In Iran, the shortage of poultry has become the symbol of the economic "war" imposed on the Iranian regime by the West to pressure the country into abandoning its nuclear program.
Since a new round of European and American-led economic sanctions were enforced on July 1, the price of chicken has soared in Iran, rising from 3,000 tomans ($1.70) to 9,000 tomans ($4.90).
On July 23, an uprising broke out in the northwestern town of Nishapour to protest against the shortages and skyrocketing price of poultry. Across the country, endless lines have formed outside shops selling state-subsidized chicken at the cost of 4,700 tomans.
Discontent is so prevalent that the head of the national police, Esmaïl Ahmadi Moghadam has called for national television to stop broadcasting images that show people eating chicken.
At the same time, the state is attempting to coax the bearers of bad news: journalists. In the northern region of Gilan, the government has decided to offer journalists the possibility of buying chicken at a discounted rate just by showing their press credentials.
During the period of Ramadan, the Iranian authorities are keeping an especially close eye on the public. The Minister of Culture and Islamic Guidance Mohammad Husseini has also recommended that the media should "not exaggerate" the economic problems and "should not relay stories from the foreign press."
"The West is trying to create a divide between the people and the government," exclaims Yadollah Javani, an advisor to the Supreme Leader Ali Khamenei.
On first thought, it seems difficult to make a link between the price of chicken and sanctions that were supposed to target the military-industrial complex, linked with nuclear activity. In fact, it seems that the devaluation of the Iranian currency (40% since February on the black market) has made the import of grain more expensive. Yet, this economic crash is an indirect consequence from sanctions aimed at the entire Iranian banking system, the central bank included, as well as its foreign partners.
"There hasn't been this large an effort to isolate a country from the rest of the world since the boycotts against South Africa during the apartheid," explains Iranian-born French lawyer Henri N. Zoleyn.
Based in Dubai, Zoleyn specializes in business, and is particularly well placed to observe the effects of the strict American-led sanctions. For him, the attack is going well beyond the parameters of the fight against the nuclear program. It's a massive effort, aimed at systematically crushing the country financially.
There are dozens of examples: a wealthy Iranian client living abroad, whom HSBC bank called a few weeks ago to inform that she had two weeks to withdraw the million dollars she had in the bank before the her account would be closed; or the Iranian businessman based in Dubai, arrested in November 2011 at Prague airport for having sent four screws to be used in the aeronautics industry to his country by DHL. He is still in custody.
American visitors
The sanctions are also affecting businesses that export products abroad, such as dates, rugs or pistachios. In all these cases, the problem remains the same: it is impossible to transfer money in or out of Iran through the banking system.
"Not a week goes by where a U.S. Treasury representative doesn't come to Dubai to encourage bank directors, insurance companies or foreign companies to cut off all ties with Iran," says one diplomatic source.

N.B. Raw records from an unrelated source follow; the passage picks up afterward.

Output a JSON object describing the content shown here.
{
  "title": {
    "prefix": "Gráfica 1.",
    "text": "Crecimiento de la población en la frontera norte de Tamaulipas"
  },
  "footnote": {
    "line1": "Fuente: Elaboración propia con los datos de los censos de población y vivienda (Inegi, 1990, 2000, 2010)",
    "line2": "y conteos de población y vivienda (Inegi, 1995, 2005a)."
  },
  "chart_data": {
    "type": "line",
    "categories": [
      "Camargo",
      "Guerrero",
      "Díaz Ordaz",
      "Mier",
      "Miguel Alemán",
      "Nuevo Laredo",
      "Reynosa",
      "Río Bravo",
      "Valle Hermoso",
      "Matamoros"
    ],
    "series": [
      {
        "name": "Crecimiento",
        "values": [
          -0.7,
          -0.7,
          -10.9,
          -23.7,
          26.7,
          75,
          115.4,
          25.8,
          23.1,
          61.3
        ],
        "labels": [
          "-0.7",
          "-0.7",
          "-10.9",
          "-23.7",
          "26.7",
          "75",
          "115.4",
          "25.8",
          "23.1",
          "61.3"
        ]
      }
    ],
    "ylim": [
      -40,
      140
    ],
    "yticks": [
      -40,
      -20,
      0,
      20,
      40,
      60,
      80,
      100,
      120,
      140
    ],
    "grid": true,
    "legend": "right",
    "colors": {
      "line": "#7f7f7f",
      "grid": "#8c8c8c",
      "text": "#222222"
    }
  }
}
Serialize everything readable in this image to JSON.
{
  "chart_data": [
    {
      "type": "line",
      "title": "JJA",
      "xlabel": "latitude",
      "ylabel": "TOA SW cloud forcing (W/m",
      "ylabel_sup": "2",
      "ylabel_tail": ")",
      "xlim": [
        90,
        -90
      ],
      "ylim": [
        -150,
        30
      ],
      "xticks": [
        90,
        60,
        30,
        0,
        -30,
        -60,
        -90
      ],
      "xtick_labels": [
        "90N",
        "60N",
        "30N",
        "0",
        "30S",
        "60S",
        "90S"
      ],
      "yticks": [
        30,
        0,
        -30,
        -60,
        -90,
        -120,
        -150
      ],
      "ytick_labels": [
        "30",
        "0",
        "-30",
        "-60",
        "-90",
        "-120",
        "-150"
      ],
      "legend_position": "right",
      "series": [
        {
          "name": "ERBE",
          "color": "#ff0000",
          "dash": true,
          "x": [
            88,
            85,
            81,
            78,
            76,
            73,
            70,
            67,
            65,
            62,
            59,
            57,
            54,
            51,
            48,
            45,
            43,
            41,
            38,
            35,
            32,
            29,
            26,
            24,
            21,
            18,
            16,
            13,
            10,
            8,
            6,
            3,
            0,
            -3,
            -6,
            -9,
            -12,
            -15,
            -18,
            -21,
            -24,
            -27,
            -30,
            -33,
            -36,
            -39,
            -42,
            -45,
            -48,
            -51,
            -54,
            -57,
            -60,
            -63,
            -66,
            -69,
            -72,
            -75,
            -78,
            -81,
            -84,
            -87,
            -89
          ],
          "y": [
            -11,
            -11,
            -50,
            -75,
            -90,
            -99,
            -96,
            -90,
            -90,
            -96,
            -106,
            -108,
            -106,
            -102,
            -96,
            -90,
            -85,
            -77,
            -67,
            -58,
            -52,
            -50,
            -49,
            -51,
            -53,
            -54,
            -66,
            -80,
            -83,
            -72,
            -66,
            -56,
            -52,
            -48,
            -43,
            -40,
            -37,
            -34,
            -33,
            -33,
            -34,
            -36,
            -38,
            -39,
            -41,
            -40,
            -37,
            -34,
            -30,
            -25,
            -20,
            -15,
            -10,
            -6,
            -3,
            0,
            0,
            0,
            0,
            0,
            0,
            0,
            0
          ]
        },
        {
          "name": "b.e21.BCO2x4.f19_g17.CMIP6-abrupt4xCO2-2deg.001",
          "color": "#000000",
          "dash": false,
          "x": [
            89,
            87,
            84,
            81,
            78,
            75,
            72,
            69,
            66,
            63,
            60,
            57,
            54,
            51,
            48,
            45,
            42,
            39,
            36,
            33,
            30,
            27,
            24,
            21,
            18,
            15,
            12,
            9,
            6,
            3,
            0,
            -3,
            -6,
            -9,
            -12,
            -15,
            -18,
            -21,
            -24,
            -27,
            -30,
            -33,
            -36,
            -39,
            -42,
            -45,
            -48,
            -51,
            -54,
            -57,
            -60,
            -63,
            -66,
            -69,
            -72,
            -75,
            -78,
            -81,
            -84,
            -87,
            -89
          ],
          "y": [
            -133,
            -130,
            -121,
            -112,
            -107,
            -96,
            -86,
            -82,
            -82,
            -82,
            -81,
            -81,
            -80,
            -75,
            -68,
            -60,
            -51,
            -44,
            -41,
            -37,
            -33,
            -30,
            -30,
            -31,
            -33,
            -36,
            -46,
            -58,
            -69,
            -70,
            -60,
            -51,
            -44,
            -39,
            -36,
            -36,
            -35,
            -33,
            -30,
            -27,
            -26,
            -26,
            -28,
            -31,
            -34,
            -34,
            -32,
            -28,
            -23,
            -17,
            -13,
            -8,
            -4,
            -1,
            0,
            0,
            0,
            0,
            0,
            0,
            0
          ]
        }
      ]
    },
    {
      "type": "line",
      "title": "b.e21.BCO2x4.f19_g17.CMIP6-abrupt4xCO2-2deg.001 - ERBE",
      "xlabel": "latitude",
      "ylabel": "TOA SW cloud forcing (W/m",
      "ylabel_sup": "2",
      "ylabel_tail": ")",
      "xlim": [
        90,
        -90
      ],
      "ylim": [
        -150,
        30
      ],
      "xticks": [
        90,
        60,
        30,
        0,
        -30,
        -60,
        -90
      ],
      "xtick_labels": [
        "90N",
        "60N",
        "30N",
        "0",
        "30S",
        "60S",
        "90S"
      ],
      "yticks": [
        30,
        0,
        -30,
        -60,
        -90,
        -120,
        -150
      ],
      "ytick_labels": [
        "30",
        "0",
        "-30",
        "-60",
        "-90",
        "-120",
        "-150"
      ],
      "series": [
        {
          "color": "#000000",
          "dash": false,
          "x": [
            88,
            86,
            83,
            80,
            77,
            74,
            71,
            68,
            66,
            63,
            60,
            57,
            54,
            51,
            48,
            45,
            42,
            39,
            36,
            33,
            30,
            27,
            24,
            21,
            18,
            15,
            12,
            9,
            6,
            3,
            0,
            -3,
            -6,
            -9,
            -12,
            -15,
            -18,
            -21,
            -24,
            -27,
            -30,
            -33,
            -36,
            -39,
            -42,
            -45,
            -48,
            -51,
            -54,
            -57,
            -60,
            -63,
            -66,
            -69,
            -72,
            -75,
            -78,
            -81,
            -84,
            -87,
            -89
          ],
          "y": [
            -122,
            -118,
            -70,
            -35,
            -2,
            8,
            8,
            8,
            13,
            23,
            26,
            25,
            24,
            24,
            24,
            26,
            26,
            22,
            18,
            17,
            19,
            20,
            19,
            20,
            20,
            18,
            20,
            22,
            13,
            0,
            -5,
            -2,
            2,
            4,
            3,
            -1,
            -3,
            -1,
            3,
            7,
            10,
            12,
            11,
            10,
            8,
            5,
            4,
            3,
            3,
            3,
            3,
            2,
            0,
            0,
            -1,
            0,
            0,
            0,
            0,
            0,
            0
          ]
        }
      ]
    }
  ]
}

Pressure from the Americans is particularly effective. U.S. President Barack Obama has just tightened the noose a little more this week by adopting new measures targeting the Iranian oil industry. Moreover, the U.S. Treasury has banned Iraqi bank, Elag Islamic Bank, as well as Chinese bank Kunlun from having access to the American financial sector for having aided transactions of millions of dollars from Iranian banks.
The U.S. Congress fired another salvo last Wednesday by adopting a law that targets every person or company working with Iranian natural gas, oil or uranium companies.
Iranian authorities seem to be ambivalent about which action to take: sometimes spurring on national patriotism, while other times trying to minimize the effects of sanctions so as to not to seem weak. The Supreme Leader Ali Khamenei advocated last week an "economy of resistance" at a meeting with chief executives.
Director of Iran’s central bank Mahmoud Bahmani used equally belligerent rhetoric: "Like in military combat where guerrilla techniques are used, we have to consider an economic war to make these sanctions fail."
With the implementation of the European oil embargo and the growing difficulties for major consumers of Iranian oil (China, India, Turkey, South Africa, Japan, South Korea), gross exports could fall by 40 percent in 2012, representing more than 80% of earnings by the Iranian state.